The Dread Game of the Year List 2019 – Special Awards
Yes, Strategy Can Also Have Horror Elements Award – Age Of Wonders: Planetfall
I’ve gotten in some pretty lengthy arguments with people about whether or not genres like strategy or card games can ever be “horror.” Personally, I think there’s nothing in the entire catalog of Resident Evil or Silent Hill that can compare to the sheer dread of playing your bomb and seeing your opponent tapping their blue mana in response. When you drop the need for jump scares and closets to hide in, there’s something to the scale of strategy that conveys a whole new dimension of dread. Case in point, Planetfall‘s Assembly faction. A race of ancient cyborgs, the Assembly long ago lost the ability to reproduce naturally. Conquering new people, they harvest all of their organs and convert their brains into extra RAM. Each faction is littered with these macabre little details, painting a world far more gruesome and terrifying than some psycho at a summer camp.
Most Potentially Amazing After Some Expansions – Remnant: From the Ashes
When I reviewed Remnant: From the Ashes, I acknowledged that it was ultimately a victim of its own ambitions. The game was fantastic for the first 20 hours. When you’re discovering new things, Remnant delivers a remarkably diverse and satisfying experience. It’s only once you start seeing the limits of the world that the cracks begin to show. There aren’t quite enough bosses, weapons, armor sets, and variable objectives to really make the premise work. It’s the kind of thing you only notice when you’re on your second playthrough. The bitter irony is that Remnant is good enough to keep you playing long enough to see its shortcomings. With a few more content packs, I could easily see this being a 5/5. So for what it’s worth Remnant, I believe in you.
Best Depiction Of The Grimdark Future of the 41st Millennium, Where There Is Only War – Battlefleet Gothic: Armada 2
It’s damn near impossible to do the Warhammer 40k universe right. This is a world where the good guys frequently nuke their own planets when someone has the audacity to suggest that maybe we should have some democratic reforms. Galaxy devouring space bugs sweep the cosmos looking for their next meal, and a swirling vortex of demons is the cosmic equivalent of a freeway. It’s absolutely bonkers, and anything close to a relatable character is textbook heresy. This is why the Battlefleet Gothic: Armada series deserves praise for embracing the premise so wholeheartedly. Sure, Admiral Spire is as close 40k gets to a Mary Sue. But the opening scene of Armada 2 is an Imperial battleship trying to suicide gloriously into the Chaos fleet, only to find that the nefarious Chaos objective was to suicide even harder into a planet. That’s pure Grimdark goodness.

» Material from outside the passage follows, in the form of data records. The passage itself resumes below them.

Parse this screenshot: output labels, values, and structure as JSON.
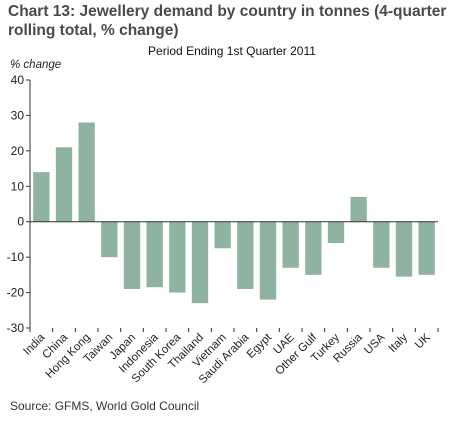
{
  "chart_data": {
    "type": "bar",
    "title": "Chart 13: Jewellery demand by country in tonnes (4-quarter rolling total, % change)",
    "subtitle": "Period Ending 1st Quarter 2011",
    "xlabel": "",
    "ylabel": "% change",
    "ylim": [
      -30,
      40
    ],
    "yticks": [
      -30,
      -20,
      -10,
      0,
      10,
      20,
      30,
      40
    ],
    "grid": false,
    "bar_color": "#8fb3a1",
    "categories": [
      "India",
      "China",
      "Hong Kong",
      "Taiwan",
      "Japan",
      "Indonesia",
      "South Korea",
      "Thailand",
      "Vietnam",
      "Saudi Arabia",
      "Egypt",
      "UAE",
      "Other Gulf",
      "Turkey",
      "Russia",
      "USA",
      "Italy",
      "UK"
    ],
    "values": [
      14,
      21,
      28,
      -10,
      -19,
      -18.5,
      -20,
      -23,
      -7.5,
      -19,
      -22,
      -13,
      -15,
      -6,
      7,
      -13,
      -15.5,
      -15
    ]
  },
  "source": "Source: GFMS, World Gold Council"
}
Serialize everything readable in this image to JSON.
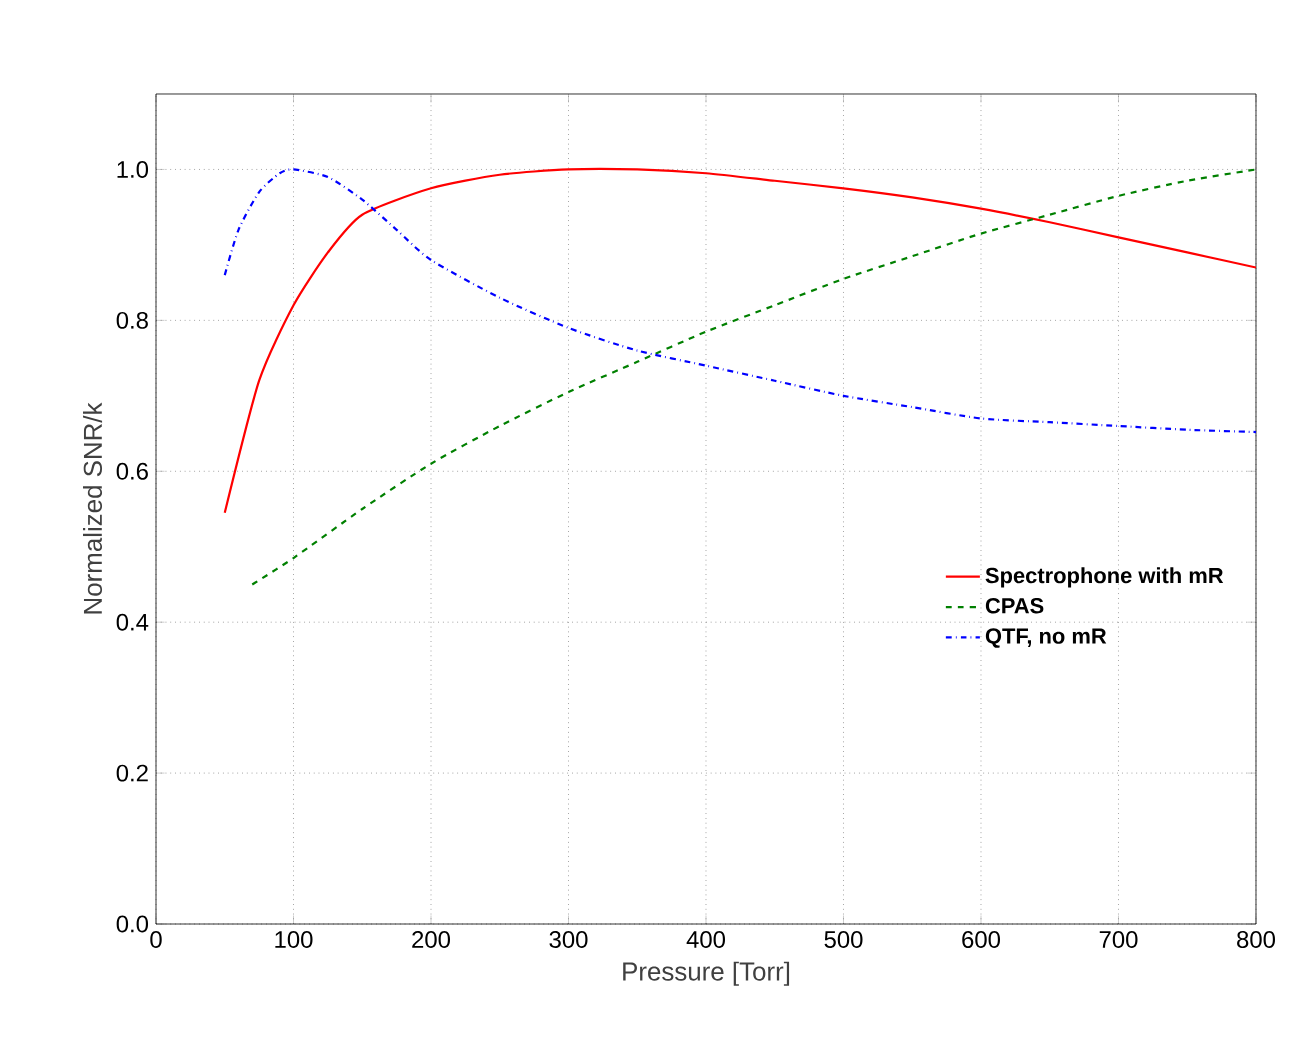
{
  "chart_data": {
    "type": "line",
    "xlabel": "Pressure [Torr]",
    "ylabel": "Normalized SNR/k",
    "xlim": [
      0,
      800
    ],
    "ylim": [
      0,
      1.1
    ],
    "xticks": [
      0,
      100,
      200,
      300,
      400,
      500,
      600,
      700,
      800
    ],
    "yticks": [
      {
        "value": 0,
        "label": "0.0"
      },
      {
        "value": 0.2,
        "label": "0.2"
      },
      {
        "value": 0.4,
        "label": "0.4"
      },
      {
        "value": 0.6,
        "label": "0.6"
      },
      {
        "value": 0.8,
        "label": "0.8"
      },
      {
        "value": 1.0,
        "label": "1.0"
      }
    ],
    "grid": true,
    "legend": "right",
    "series": [
      {
        "name": "Spectrophone with mR",
        "color": "#ff0000",
        "line_style": "solid",
        "x": [
          50,
          75,
          100,
          125,
          150,
          200,
          250,
          300,
          350,
          400,
          450,
          500,
          550,
          600,
          650,
          700,
          750,
          800
        ],
        "values": [
          0.545,
          0.72,
          0.82,
          0.89,
          0.94,
          0.975,
          0.993,
          1.0,
          1.0,
          0.995,
          0.985,
          0.975,
          0.963,
          0.948,
          0.93,
          0.91,
          0.89,
          0.87
        ]
      },
      {
        "name": "CPAS",
        "color": "#008000",
        "line_style": "dashed",
        "x": [
          70,
          100,
          150,
          200,
          250,
          300,
          350,
          400,
          450,
          500,
          550,
          600,
          650,
          700,
          750,
          800
        ],
        "values": [
          0.45,
          0.485,
          0.55,
          0.61,
          0.66,
          0.705,
          0.745,
          0.785,
          0.82,
          0.855,
          0.885,
          0.915,
          0.94,
          0.965,
          0.985,
          1.0
        ]
      },
      {
        "name": "QTF, no mR",
        "color": "#0000ff",
        "line_style": "dashdot",
        "x": [
          50,
          60,
          75,
          90,
          100,
          125,
          150,
          175,
          200,
          250,
          300,
          350,
          400,
          450,
          500,
          550,
          600,
          650,
          700,
          750,
          800
        ],
        "values": [
          0.86,
          0.92,
          0.97,
          0.995,
          1.0,
          0.99,
          0.96,
          0.92,
          0.88,
          0.83,
          0.79,
          0.76,
          0.74,
          0.72,
          0.7,
          0.685,
          0.67,
          0.665,
          0.66,
          0.655,
          0.652
        ]
      }
    ]
  }
}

Boldest Destruction of Own Timeline – Mortal Kombat 11
You have to respect a game that realizes it’s fucked up its own story so bad that it just throws up its hands and calls a mulligan. Mortal Kombat has done that not just once, but twice now. You may recall that MK9 was just titled Mortal Kombat, and served as a reboot for the series nonsensical canon. It was a bold play that worked out and established an entirely new world where most of the good guys were now undead antagonists. MK10 expanded this, introducing a whole new generation of heroes. I’m guessing these new kids on the block didn’t resonate with audiences, since MK11 backpedaled so hard on this new timeline that it literally destroyed its own universe. While MK9 was content just starting over from MK1, MK11 is starting over from before the dawn of time. When the credits roll, everything you know about the Mortal Kombat universe is done. There is no universe to even continue. Even the dinosaurs didn’t happen. I’m guessing that Ed Boon just wanted a blank slate to start over with. Well, you got it. Just don’t chicken out with MK12 and bring everyone back as Black Flash time ghosts.